There are several directions for future work.

  1. (1)

    One possibility is to add several additional priors. So far, the present model has difficulties to transfer sharp contours. A remedy could be the penalization of a total variation (TV) term with respect to f, which results for some \(\gamma >0\) in the functional

    $$\begin{aligned} \mathop {\mathrm{argmin}}_{ (m,f) \in \mathcal{C}} \big \{ \Vert J_p(S_\mathrm{m} m, S_\mathrm{f} f + f^+) \Vert _1 + \gamma \mathrm{TV}(f) \big \}. \end{aligned}$$
    (20)

    In the following we use a spatial TV term, summed over time, i.e., in one dimension

    $$\begin{aligned} \mathrm{TV}(f) = \Vert (I_P \otimes D_N^{\scriptscriptstyle {\text {T}}}) f \Vert _1. \end{aligned}$$

    Figure 14 shows the performance of such a model in the one-dimensional case.
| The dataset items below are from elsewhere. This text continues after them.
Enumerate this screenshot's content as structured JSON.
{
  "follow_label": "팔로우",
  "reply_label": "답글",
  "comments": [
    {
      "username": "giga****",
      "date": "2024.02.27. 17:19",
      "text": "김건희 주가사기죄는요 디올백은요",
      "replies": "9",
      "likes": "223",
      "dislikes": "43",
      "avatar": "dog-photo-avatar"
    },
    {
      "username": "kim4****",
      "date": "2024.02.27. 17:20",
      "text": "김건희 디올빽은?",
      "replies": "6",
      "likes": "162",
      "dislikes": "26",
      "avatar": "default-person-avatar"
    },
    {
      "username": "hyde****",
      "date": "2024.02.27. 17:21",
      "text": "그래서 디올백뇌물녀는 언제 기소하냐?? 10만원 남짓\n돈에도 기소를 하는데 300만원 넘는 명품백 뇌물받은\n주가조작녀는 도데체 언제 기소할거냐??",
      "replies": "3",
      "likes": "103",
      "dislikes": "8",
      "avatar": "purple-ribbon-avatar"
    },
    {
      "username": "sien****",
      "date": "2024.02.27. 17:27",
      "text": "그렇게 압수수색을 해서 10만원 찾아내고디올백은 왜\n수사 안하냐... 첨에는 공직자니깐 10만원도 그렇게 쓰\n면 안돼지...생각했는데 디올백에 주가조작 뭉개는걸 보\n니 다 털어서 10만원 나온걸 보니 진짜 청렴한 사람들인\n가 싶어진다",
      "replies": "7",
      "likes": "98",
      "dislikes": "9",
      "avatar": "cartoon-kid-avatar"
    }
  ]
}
Here, the approach without the TV term leads to some overshooting and blurring at the edges. With the TV term the transport takes place in a more natural way, in particular the sharp edges are preserved. For the one-dimensional example this works well. However, in higher dimensions one has to be more careful. In Fig. 15a comparison of an isotropic and an anisotropic TV regularizer is shown. The isotropic one leads, as could be expected, to a rounding of the corners. The anisotropic regularizer prefers horizontal and vertical edges. In this way, the shape of the object is preserved during the transport. Note that due to the smeared boundary the square appears to be smaller. To preserve the shape of arbitrary transported objects, one would have to adjust the regularizer according to the direction of the edges. The idea of penalizing TV terms for the transport can be found for gray-value images, e.g., in [12, 33]. For image denoising a Wasserstein-TV model was successfully applied in [9, 13, 47].

  2. (2)

    Using a barycentric approach the interpolation of microtextures in [41] works also between more than two images. So far this task cannot be handled via the dynamic optimal transport approach. One idea might it be to formulate a dynamic barycenter optimal transport problem or to use a multimarginal model, see e.g., Section 1.4.7. in [43] and the references therein.